|
|
ALKOLLÜ PİLOT OLAYLARINI DA ALMANLARA MI HAVALE ETSEK?
|
|
|
|
|
Turkuaz Havayollarının Antalya’dan havalanan uçağı 3 Haziran 2010 günü sabah saatlerinde Almanya’nın Münster Havalimanı’na indiğinde, Alman havacılık otoritesi tarafından rutin yapılan denetimde, ikinci pilot O.V.’nin alkol testi pozitif çıktı. Daha önce başka şirketlerden alkol aldığı gerekçesiyle kovulduğu öğrenilen pilot, Turkuaz Havayolları tarafından da hemen işten çıkarıldı. Bu keşke münferit bir olay olsaydı; gölgede kalan başka olaylar da olduğu duyuluyor. Bir başka örnek olay 2 yıl önce (10 Eylül 2008 günü) gerçekleşmişti: Ankara-Tahran seferini yapan THY uçağının kaptan pilotunun (A.Ü.) alkollü olduğu kabin amiri tarafından fark edilerek rapor tutulmuş ve sonra iş akti fesh edilmişti. Nedense batı ülkelerinde “sarhoş pilot” olguları daha çok medyaya yansıyor; bu, onların daha disiplinsiz olmalarıyla mı, yoksa kontrol mekanizmasının oralarda daha iyi çalışmasıyla mı ilgilidir? Üstelik oralarda uçuşta alkollü olduğu saptanan pilotların işten çıkarılmalarıyla yetinilmemekte, yolcuların hayatını tehlikeye atmak suçlamasıyla hapis cezası da verilmektedir. Geçen senenin Kasım ayında United Airlines pilotu Erwin V. Washington, Londra-Şikago seferi öncesinde uçağa gelen polis tarafından alkol testine alınmış, alkol limitini 3 kat aştığı belirlenerek 10 ay hapis cezasına mahkûm edilmişti.

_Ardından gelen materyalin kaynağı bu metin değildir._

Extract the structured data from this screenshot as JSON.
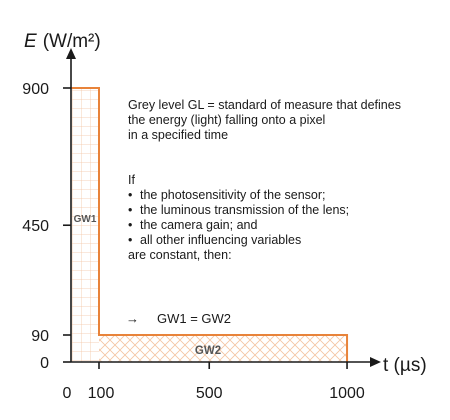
{
  "chart_data": {
    "type": "area",
    "y_axis": {
      "symbol": "E",
      "unit": "(W/m²)",
      "ticks": [
        0,
        90,
        450,
        900
      ],
      "ylim": [
        0,
        1050
      ]
    },
    "x_axis": {
      "label": "t (µs)",
      "ticks": [
        0,
        100,
        500,
        1000
      ],
      "xlim": [
        0,
        1100
      ]
    },
    "series": [
      {
        "name": "GW1",
        "t_start": 0,
        "t_end": 100,
        "E": 900
      },
      {
        "name": "GW2",
        "t_start": 100,
        "t_end": 1000,
        "E": 90
      }
    ],
    "colors": {
      "pulse": "#e8833a",
      "hatch": "#f3c4a2",
      "axis": "#1a1a1a"
    }
  },
  "description": {
    "definition_lines": [
      "Grey level GL = standard of measure that defines",
      "the energy (light) falling onto a pixel",
      "in a specified time"
    ],
    "conditions_intro": "If",
    "conditions": [
      "the photosensitivity of the sensor;",
      "the luminous transmission of the lens;",
      "the camera gain; and",
      "all other influencing variables"
    ],
    "conclusion": "are constant, then:",
    "bullet_symbol": "•"
  },
  "formula": {
    "arrow": "→",
    "text": "GW1 = GW2"
  }
}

Uçuş ekiplerinin uyuşturucu madde kullanımı da ciddi bir başka problemdir. ABD’de 1995-2004 yılları arasındaki 10 yılda uçuş kazalarında ölen 3.235 pilotun analiz sonuçları, 74 pilotun Marihuana, 24 pilotun Kokain, 17 pilotun Amfetamin kullandığıni göstermiştir. Böyle bir soruna ülkemizin uzak olduğu sanılmasın; 2008 yılında Ege Ü.Tıp Fak Hastanesinde bir THY pilotunun esrar bağımlılığı tedavisi gördüğü bizzat bu hastanenin psikiyatri kliniği profesörü tarafından açıklanmıştı.

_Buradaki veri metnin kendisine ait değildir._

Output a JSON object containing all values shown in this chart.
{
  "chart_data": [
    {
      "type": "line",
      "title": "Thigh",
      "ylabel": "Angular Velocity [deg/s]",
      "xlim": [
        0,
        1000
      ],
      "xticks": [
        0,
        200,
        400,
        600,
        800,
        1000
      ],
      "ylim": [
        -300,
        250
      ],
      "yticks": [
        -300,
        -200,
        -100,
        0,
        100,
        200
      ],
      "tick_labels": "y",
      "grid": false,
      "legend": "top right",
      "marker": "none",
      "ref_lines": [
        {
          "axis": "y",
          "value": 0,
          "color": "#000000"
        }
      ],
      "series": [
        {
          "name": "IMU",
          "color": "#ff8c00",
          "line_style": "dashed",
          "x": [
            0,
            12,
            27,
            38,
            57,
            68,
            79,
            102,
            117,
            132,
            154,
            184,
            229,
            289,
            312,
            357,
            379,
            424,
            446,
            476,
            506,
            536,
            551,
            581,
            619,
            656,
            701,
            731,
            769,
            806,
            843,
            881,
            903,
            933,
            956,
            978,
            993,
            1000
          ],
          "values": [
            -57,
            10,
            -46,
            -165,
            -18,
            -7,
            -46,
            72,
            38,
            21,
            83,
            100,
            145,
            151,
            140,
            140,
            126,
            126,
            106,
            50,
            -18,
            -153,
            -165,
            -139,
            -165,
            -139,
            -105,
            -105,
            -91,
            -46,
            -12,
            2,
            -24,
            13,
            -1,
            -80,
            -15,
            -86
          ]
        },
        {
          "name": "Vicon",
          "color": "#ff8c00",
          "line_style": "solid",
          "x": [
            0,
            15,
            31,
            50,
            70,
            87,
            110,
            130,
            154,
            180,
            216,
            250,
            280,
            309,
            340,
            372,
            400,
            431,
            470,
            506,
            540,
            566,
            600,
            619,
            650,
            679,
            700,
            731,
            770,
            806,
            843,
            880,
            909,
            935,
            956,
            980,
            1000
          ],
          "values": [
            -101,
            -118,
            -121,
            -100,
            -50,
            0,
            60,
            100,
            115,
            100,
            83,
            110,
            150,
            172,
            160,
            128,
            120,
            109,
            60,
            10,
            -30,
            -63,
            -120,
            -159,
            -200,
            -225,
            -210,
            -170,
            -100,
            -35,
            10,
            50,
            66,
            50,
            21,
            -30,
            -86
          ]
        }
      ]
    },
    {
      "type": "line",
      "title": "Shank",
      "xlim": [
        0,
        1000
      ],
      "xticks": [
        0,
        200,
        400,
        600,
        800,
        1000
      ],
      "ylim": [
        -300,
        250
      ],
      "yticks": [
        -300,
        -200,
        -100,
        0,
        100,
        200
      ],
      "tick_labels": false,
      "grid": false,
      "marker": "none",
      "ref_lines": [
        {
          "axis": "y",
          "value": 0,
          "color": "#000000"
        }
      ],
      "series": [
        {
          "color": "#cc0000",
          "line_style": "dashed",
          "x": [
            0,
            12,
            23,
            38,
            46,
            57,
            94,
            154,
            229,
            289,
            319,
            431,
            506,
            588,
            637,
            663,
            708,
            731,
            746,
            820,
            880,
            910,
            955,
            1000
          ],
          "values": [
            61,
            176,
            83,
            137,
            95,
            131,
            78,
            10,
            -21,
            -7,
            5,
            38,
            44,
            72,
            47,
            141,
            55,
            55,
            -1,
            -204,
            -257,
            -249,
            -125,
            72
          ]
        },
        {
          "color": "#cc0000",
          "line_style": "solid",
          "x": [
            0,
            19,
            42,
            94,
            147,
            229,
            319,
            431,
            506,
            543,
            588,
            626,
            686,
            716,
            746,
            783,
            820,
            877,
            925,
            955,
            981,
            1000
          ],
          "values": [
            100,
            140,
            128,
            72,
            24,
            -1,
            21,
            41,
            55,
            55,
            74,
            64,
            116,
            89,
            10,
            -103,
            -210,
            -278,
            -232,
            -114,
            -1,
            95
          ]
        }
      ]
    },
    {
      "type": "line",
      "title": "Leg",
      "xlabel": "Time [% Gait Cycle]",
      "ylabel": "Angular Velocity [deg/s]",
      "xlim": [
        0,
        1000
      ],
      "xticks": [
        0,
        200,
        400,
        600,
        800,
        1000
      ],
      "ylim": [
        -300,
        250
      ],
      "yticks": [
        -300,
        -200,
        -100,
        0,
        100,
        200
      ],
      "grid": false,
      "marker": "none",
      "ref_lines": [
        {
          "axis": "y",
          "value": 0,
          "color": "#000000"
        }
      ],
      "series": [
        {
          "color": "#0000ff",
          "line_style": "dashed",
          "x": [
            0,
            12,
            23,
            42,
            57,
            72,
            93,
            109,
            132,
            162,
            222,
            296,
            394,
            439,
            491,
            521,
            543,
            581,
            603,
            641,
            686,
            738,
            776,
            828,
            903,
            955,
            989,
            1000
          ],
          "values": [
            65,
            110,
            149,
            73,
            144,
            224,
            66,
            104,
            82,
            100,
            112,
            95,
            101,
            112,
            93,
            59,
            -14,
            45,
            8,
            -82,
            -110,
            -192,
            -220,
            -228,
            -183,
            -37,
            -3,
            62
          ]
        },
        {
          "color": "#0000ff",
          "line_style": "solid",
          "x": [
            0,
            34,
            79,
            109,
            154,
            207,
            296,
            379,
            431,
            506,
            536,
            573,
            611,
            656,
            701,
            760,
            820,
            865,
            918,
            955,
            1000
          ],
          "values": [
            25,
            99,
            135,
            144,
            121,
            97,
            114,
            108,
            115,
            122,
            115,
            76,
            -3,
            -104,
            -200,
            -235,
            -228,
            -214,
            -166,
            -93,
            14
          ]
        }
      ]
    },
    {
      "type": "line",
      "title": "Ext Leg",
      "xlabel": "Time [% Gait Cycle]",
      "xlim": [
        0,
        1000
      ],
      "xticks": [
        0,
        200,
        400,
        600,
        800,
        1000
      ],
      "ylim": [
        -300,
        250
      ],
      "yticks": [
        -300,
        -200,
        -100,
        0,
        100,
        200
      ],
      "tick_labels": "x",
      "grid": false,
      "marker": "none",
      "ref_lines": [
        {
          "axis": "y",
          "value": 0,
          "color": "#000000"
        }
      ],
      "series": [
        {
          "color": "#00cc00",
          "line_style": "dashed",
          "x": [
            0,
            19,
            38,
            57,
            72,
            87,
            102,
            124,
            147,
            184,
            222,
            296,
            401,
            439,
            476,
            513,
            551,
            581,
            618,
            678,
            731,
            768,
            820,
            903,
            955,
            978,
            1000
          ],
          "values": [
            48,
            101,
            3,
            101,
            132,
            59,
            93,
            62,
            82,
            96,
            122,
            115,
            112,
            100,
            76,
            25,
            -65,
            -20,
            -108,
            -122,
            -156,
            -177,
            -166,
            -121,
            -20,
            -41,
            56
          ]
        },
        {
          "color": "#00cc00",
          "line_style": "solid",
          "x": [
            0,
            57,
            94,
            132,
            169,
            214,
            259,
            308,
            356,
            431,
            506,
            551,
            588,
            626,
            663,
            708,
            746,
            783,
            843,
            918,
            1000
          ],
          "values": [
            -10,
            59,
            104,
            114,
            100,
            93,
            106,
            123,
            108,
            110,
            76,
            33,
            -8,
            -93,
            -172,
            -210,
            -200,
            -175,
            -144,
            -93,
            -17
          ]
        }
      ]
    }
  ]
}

Havacılık Tıbbı Derneği olarak, uçuş ve yer ekiplerine randomize alkol ve uyuşturucu testi yapılmasını, ölümlü kazalardan sonra uçuş ekiplerinin kan ve doku örneklerinin mutlaka toksikolojik analize alınmasını yıllardır önermekteyiz. İnsan olan her yerde bu tür yanlışlıklar yapan kişiler çıkabileceği gerçeğinden hareketle, (en azından caydırıcı amaçla) uçuş öncesi ve uçuş bitimi periyotları ile kaza sonrasında böyle testler yapılması şarttır.
Ülkemiz sivil havacılığında böyle bir uygulamayı hiç duymadık; varsa biri bize açıklasın, ama rakamları da ekleyerek. Yapılmıyorsa, nedenini merak ediyoruz. Yönergelerde yoksa, neden yoktur ve neden bu yönde çalışma yapılmamıştır? Acaba Almanlara mı havale etmemiz gerekiyor?